The IRS announced Sept. 25 that it would reorganize the Advance Pricing and Mutual Agreement (APMA) program into three groups with a goal to improve internal processes, resolve disputes and increase taxpayer service.
The APMA program handles taxpayer requests for advance pricing agreements (APAs) and provides assistance with respect to transfer pricing and related disputes under the mutual agreement procedures (MAP).
Each of the three new groups under APMA, known as Groups A, B and C, will be comprised of two teams. Each of the six teams will be comprised of team leaders and economists, which, the IRS believes, will foster collaboration and optimize economist involvement. Under the new structure, country inventories will be aligned at the group level and managerial responsibility for a given APA or MAP will rest with a team leader.

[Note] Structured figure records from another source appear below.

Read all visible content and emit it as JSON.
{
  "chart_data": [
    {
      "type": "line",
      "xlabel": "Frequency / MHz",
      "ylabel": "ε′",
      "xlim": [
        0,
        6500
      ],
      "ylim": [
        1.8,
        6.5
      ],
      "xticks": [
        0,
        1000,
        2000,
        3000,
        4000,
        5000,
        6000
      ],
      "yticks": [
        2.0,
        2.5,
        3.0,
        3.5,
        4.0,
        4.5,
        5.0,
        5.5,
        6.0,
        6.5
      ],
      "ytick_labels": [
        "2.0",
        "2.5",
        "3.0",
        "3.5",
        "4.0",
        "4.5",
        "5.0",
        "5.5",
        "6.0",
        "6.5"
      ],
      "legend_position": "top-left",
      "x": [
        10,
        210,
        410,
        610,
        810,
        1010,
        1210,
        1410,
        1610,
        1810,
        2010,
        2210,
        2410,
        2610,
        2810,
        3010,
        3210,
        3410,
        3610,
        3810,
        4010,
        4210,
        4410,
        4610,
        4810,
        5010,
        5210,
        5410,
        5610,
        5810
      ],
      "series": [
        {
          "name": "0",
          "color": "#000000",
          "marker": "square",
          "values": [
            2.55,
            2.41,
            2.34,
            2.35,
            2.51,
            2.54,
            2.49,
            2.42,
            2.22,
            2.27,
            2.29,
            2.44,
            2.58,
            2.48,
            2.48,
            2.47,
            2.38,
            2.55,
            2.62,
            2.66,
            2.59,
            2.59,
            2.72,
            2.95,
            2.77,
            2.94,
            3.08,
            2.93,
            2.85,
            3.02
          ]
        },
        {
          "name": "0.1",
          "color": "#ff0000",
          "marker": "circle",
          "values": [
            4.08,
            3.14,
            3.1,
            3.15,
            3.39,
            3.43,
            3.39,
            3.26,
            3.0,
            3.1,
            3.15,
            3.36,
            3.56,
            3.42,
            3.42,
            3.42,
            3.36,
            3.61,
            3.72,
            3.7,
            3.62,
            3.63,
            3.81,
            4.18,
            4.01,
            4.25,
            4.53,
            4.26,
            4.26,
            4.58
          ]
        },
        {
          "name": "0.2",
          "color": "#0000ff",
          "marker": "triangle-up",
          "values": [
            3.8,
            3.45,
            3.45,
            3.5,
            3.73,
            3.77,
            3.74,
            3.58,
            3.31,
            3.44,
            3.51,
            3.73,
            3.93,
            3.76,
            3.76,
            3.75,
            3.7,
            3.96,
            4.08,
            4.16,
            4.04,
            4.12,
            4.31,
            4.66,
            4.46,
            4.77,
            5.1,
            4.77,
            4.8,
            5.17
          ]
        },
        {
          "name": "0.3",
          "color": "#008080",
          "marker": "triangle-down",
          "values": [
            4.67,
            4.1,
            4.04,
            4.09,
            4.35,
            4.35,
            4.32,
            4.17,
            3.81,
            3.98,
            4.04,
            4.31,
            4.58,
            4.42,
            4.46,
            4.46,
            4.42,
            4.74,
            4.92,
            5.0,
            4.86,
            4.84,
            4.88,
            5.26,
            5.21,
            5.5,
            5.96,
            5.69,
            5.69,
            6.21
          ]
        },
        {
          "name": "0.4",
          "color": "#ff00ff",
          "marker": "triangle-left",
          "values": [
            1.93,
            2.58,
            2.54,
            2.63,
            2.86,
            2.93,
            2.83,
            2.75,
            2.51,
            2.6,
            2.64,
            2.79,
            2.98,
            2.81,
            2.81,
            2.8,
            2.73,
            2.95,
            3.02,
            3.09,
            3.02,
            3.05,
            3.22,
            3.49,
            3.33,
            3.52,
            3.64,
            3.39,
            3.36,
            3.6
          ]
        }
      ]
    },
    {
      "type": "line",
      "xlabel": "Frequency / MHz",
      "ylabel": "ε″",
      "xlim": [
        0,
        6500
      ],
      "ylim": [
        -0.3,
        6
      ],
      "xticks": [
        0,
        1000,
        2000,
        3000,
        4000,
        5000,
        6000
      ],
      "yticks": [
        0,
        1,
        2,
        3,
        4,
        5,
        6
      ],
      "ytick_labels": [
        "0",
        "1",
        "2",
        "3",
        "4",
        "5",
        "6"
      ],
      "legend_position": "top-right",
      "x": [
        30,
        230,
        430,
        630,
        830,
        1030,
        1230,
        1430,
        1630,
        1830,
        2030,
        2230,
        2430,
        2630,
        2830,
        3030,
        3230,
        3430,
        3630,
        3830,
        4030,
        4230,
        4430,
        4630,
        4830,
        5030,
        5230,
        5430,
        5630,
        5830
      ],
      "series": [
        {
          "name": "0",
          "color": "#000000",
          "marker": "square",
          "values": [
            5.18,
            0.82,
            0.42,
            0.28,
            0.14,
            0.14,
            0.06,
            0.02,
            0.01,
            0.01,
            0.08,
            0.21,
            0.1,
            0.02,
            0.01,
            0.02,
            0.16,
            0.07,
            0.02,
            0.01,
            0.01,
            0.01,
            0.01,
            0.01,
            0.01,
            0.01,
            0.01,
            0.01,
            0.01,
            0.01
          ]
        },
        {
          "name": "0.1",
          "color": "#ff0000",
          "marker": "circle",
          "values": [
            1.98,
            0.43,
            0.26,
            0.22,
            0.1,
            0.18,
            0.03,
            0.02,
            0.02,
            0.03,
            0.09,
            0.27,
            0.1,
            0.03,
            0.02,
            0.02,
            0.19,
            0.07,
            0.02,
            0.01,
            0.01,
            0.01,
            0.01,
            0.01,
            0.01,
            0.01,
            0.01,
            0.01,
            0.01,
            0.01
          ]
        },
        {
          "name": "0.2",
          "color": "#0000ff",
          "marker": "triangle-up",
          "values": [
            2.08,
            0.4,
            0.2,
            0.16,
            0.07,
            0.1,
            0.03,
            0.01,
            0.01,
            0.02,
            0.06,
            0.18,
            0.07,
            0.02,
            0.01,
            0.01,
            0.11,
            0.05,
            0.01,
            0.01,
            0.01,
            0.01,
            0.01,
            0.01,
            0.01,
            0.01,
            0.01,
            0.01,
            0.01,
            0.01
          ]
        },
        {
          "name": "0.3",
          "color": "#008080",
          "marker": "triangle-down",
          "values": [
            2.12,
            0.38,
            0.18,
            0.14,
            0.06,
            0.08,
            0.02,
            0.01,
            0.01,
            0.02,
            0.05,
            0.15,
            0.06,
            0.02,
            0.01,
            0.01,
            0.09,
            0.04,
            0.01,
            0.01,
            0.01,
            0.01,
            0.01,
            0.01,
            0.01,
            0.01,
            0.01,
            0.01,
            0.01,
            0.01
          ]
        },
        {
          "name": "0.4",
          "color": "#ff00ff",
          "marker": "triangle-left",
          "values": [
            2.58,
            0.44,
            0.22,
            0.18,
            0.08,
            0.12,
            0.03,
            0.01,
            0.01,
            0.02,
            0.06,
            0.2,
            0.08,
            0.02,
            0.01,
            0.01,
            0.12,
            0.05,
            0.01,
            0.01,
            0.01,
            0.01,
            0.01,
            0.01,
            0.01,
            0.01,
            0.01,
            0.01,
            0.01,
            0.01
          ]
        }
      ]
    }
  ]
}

Taxpayers should assume that an ongoing case will continue to be handled by its current APMA team. Existing cases will be transferred only as necessary or only to the extent that doing so will not significantly disrupt the MAP or APA process.
The IRS’s reorganization of the APMA program comes on the heels of the Large Business and International (LB&I) division’s issuance of Publication 5300, “Transfer Pricing Examination Process,” (TPEP) which, in conjunction with Publication 5125, “Large Business & International (LB&I) Examination Process” is the guide for planning, executing and resolving transfer pricing examinations.
The TPEP is designed to provide a framework and guide for such transfer pricing examinations, considering the uniqueness of those issues and taking into account the judgment of exam teams. Ultimately the TPEP, as well as the changes to the APMA program, Publication 5125, and LB&I’s ongoing compliance campaigns, come as a result of diminished resources and strained budgets. More changes to LB&I exam processes are likely, including in the compliance assurance process (CAP) program.
Taxpayers under the jurisdiction of LB&I, and those that have transfer pricing issues, should carefully consider the landscape of IRS controversies.